BONFIGLI, Benedetto - b. ~1420 Perugia, d. 1496 Perugia - WGA

BONFIGLI, Benedetto

(b. ~1420 Perugia, d. 1496 Perugia)

Italian painter. He was almost certainly trained in Perugia between 1430 and 1440, where a Late Gothic style was still dominant. Subsequently he was influenced by Fra Angelico, whose polyptych (Galleria Nazionale dell’Umbria, Perugia) for San Domenico, Perugia, was commissioned in 1437, and more importantly by Domenico Veneziano, who worked in that city c. 1438. The influence of Domenico Veneziano and of Gentile da Fabriano can be seen in Bonfigli’s earliest surviving work, a polyptych (now dismembered), which had a central panel of the Virgin and Child (El Paso Museum of Art, El Paso), shown against a densely wooded background, and St Sebastian and a Bishop Saint (Montserrat Museum, Montserrat) on one wing. Another wing (untraced) shows St Bernardino of Siena and St Anthony Abbot.

Bonfigli is first documented on 7 March 1445, when he undertook to paint a Virgin and Child with Two Angels (untraced) for a chapel near San Pietro, Perugia. A votive fresco of SS Catherine and Clement I in San Cristoforo, Passignano, is dated 1446 and is very close to Bonfigli’s style, but given its poor quality it should probably be attributed to one of his followers. It demonstrates, however, that by that date he was an established and imitated master.

Bonfigli was employed in the Vatican in 1450 by Pope Nicholas V, and he clearly studied Fra Angelico’s frescoes there. Benozzo Gozzoli’s extended presence in Umbria (1450-56) was also important for confirming the direction Bonfigli’s art would take.

His masterpiece, and one of the outstanding secular fresco cycles of the mid-fifteenth century, was the decoration of a chapel in the Palazzo dei Priori in Perugia, painted in two phases, between 1455 and 1461, and 1461 and 1479. The frescoes were not finished in 1496, in which year Bonfigli’s will is dated. They represent the Lives of St Louis of Toulouse and St Herculanus.

An Adoration of the Magi (c. 1460) was painted for San Domenico. A Banner (gonfalone) was painted in 1465 for the brotherhood of San Bernardino, and representing the deeds of their patron saint; another gonfalone painted for the brotherhood of San Fiorenzo in 1476, in honour of the Virgin, who had been prayed to intercede for the cessation of the plague. He painted a Virgin of Mercy’ (1478) for the church of the Commenda di Santa Croce; and several others in and around Perugia.

Together with his compatriot Bartolomeo Caporali, Benedetto Bonfigli was the key personality in Perugia prior to Perugino.

Annunciation
Annunciation by

Annunciation

This panel demonstrates the best of Bonfigli’s qualities and his strong propensity for evocative settings. The distant vista in the painting is framed by barren hillside, and there is a lake dotted with sailing vessels. The upper half of the composition establishes a contrast with the coloured marbles and sculpted reliefs of the richly furnished enclosure in the foreground.

Annunciation
Annunciation by

Annunciation

Bonfigli (also Buonfigli) was an Italian painter, active in Umbria. He trained under Domenico Veneziano and was influenced by Benozzo Gozzoli and Giovanni Boccati, amongst others. He painted beautiful faces; in total, however, he was somewhat cold and stiff in his composition. Amongst other things, he painted numerous standards for the guilds in Perugia.

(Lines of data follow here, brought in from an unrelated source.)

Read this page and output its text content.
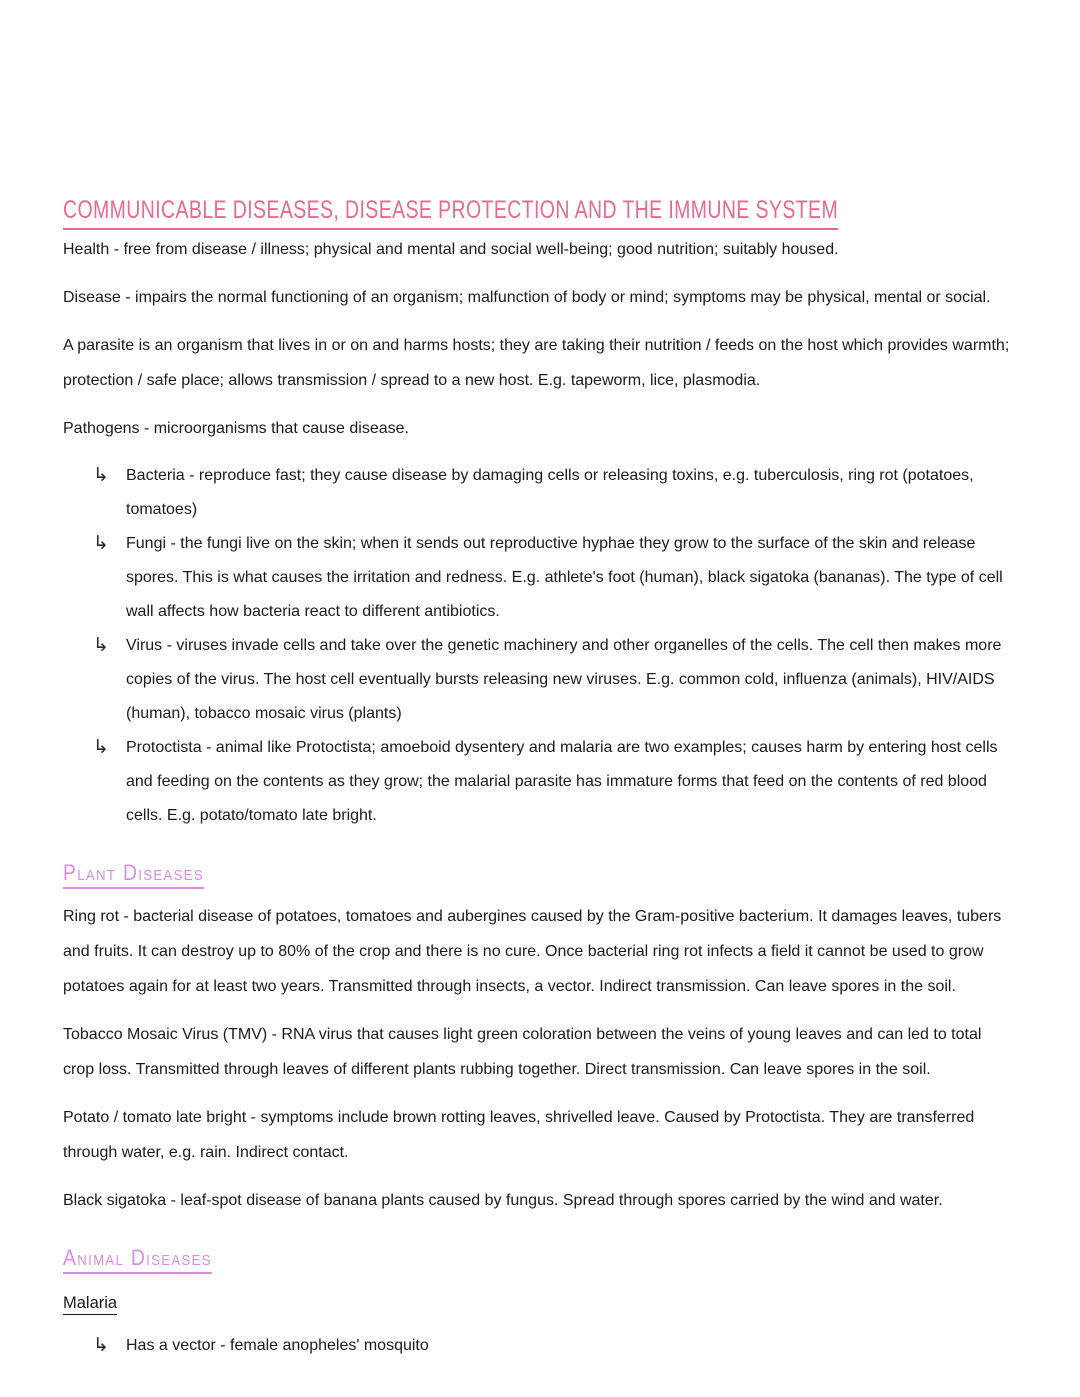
COMMUNICABLE DISEASES, DISEASE PROTECTION AND THE IMMUNE SYSTEM

Health - free from disease / illness; physical and mental and social well-being; good nutrition; suitably housed.

Disease - impairs the normal functioning of an organism; malfunction of body or mind; symptoms may be physical, mental or social.

A parasite is an organism that lives in or on and harms hosts; they are taking their nutrition / feeds on the host which provides warmth; protection / safe place; allows transmission / spread to a new host. E.g. tapeworm, lice, plasmodia.

Pathogens - microorganisms that cause disease.

↳	Bacteria - reproduce fast; they cause disease by damaging cells or releasing toxins, e.g. tuberculosis, ring rot (potatoes, tomatoes)
↳	Fungi - the fungi live on the skin; when it sends out reproductive hyphae they grow to the surface of the skin and release spores. This is what causes the irritation and redness. E.g. athlete's foot (human), black sigatoka (bananas). The type of cell wall affects how bacteria react to different antibiotics.
↳	Virus - viruses invade cells and take over the genetic machinery and other organelles of the cells. The cell then makes more copies of the virus. The host cell eventually bursts releasing new viruses. E.g. common cold, influenza (animals), HIV/AIDS (human), tobacco mosaic virus (plants)
↳	Protoctista - animal like Protoctista; amoeboid dysentery and malaria are two examples; causes harm by entering host cells and feeding on the contents as they grow; the malarial parasite has immature forms that feed on the contents of red blood cells. E.g. potato/tomato late bright.
Plant Diseases

Ring rot - bacterial disease of potatoes, tomatoes and aubergines caused by the Gram-positive bacterium. It damages leaves, tubers and fruits. It can destroy up to 80% of the crop and there is no cure. Once bacterial ring rot infects a field it cannot be used to grow potatoes again for at least two years. Transmitted through insects, a vector. Indirect transmission. Can leave spores in the soil.

Tobacco Mosaic Virus (TMV) - RNA virus that causes light green coloration between the veins of young leaves and can led to total crop loss. Transmitted through leaves of different plants rubbing together. Direct transmission. Can leave spores in the soil.

Potato / tomato late bright - symptoms include brown rotting leaves, shrivelled leave. Caused by Protoctista. They are transferred through water, e.g. rain. Indirect contact.

Black sigatoka - leaf-spot disease of banana plants caused by fungus. Spread through spores carried by the wind and water.

Animal Diseases
Malaria
↳	Has a vector - female anopheles' mosquito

Burial of St Ercolano outside the Gates of Perugia
Burial of St Ercolano outside the Gates of Perugia by

Burial of St Ercolano outside the Gates of Perugia

This fresco is part of the decoration of the Priors’ Chapel of the Palazzo Pubblico in Perugia.

Frederick III
Frederick III by

Frederick III

The inscription on two strips - one along the top and the other on the right of the panel - reads: FEDERICVS TERTIVS ROMANOR[VM] / REX DIVVS AC SEEMPER AVGVSTVS (“The divine and always august king of the Romans, Frederick III”).

The function of this miniature was established to be the preparation for Frederick’s journey to Italy in early 1452, culminating on March 19 with his coronation by Pope Nicholas V at St Peter’s.

Formerly, the predominant tendency was to ascribe the painting to a Sienese artist (Vecchietta or Domenico di Bartolo), or to attribute it to a Paduan artist from the circle of Squarcione. In the 1960s the name of Fra Carnevale came forward as a possible candidate for authorship. Most recently the attribution to a Perugian painter, Benedetto Bonfigli, was proposed.